On Tuesday, the Cherry Hill Planning Board advanced an ordinance to expand the Township’s Agricultural-Horticultural Commercial (AHC) Overlay Zone and tossed it back to the Township Council for action.
The ordinance will now be considered on a second reading at the March 10 Township Council meeting.
Owners of coveted farmland within the Township are watching closely as getting into the expanded zone would allow them to apply for state and county open space preservation funds to allow them to stay as farms.
The ordinance was first introduced at the Feb. 10 Council Meeting by Cherry Hill Mayor David Fleisher, who referred to it as another initiative to add to the Township’s open space farmland preservation acreage.
The ordinance provides for the right to farm as a permitted use and encourages the preservation of active farming in the Township.
If the ordinance is approved, the AHC zone will expand to include Springdale Farm at 1638 Springdale Road; Springhouse Farm at 1631 Springdale Road; McNaughton’s Garden Center at 351 Kresson Road; and 200 Evans Lane, a vacant lot that sits on 8.31 acres.

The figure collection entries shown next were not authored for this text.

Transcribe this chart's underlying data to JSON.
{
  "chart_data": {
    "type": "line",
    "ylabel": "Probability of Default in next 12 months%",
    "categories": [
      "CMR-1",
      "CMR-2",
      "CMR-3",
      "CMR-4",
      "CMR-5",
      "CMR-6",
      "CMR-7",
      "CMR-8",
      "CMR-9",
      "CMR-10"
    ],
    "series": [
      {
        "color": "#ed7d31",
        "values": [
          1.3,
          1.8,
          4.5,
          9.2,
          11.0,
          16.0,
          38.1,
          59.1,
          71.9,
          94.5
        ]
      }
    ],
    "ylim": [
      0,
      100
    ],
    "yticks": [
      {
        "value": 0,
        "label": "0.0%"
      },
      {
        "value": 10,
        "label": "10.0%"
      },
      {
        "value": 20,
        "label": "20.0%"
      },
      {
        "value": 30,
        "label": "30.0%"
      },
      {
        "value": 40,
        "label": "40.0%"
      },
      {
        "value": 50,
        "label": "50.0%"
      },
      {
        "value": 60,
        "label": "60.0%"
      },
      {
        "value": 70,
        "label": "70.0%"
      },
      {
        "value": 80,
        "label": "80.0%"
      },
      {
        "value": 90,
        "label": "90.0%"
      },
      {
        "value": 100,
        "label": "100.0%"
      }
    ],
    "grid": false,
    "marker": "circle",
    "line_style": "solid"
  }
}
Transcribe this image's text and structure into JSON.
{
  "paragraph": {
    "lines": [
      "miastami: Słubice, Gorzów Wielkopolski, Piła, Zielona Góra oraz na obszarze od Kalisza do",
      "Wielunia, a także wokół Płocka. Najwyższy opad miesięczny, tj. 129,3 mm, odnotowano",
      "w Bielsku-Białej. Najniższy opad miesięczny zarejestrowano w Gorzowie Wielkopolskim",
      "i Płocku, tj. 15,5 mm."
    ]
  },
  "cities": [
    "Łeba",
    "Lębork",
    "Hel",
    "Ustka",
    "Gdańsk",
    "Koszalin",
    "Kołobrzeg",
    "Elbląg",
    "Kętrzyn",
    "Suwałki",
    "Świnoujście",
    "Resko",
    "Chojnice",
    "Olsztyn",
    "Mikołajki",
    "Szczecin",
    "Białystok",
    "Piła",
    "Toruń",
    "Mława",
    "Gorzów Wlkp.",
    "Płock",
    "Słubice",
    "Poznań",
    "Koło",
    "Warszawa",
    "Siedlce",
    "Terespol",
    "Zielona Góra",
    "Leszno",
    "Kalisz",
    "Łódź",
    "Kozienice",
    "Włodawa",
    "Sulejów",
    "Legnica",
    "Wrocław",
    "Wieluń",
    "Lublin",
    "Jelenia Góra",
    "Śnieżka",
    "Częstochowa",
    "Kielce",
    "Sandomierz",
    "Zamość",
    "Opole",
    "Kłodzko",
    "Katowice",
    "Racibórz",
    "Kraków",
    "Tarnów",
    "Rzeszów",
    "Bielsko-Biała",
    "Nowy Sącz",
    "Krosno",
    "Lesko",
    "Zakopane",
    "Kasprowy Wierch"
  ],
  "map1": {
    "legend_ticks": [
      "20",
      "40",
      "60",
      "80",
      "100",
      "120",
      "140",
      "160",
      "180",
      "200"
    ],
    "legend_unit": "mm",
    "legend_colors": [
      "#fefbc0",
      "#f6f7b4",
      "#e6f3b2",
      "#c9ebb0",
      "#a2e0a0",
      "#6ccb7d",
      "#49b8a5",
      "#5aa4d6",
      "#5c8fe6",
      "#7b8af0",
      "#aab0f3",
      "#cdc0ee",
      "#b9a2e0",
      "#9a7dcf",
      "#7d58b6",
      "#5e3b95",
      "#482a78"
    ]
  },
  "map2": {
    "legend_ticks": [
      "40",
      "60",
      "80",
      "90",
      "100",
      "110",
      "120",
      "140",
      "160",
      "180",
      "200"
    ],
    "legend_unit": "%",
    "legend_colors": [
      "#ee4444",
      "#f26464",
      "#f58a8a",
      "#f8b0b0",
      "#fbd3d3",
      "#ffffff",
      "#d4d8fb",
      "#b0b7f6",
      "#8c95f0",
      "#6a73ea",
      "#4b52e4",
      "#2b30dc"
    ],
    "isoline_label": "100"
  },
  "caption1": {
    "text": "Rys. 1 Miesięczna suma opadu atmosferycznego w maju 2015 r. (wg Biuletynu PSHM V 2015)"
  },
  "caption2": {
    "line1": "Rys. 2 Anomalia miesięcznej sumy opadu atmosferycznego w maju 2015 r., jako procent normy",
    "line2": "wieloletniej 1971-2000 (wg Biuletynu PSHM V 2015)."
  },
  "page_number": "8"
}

Combined, the four properties would add 248 acres to the zone.
“This ordinance formalizes the existing agriculture and horticulture uses of these properties and will enable the property owners to apply for farmland preservation funding in the future,” Fleisher said in a statement after the Feb. 10 Council meeting.
“Without the official overlay, the land is not eligible for state or county farmland preservation funding,” added Fleisher.
Tom Measey, a manager at McNaughton’s Garden Center on Kresson Road, said in a recent interview with the Sun Papers that the expanded AHC zone would allow the McNaughton family to continue promoting agriculture in the area.
“We’re in a residential area, but this farm was here before the houses were,” said Measey. “We were grandfathered in as agriculture. As far as zoning… it protects us to keep operating as a farm.”
The March 10 Council Meeting on the ordinance will start at 6:30 p.m.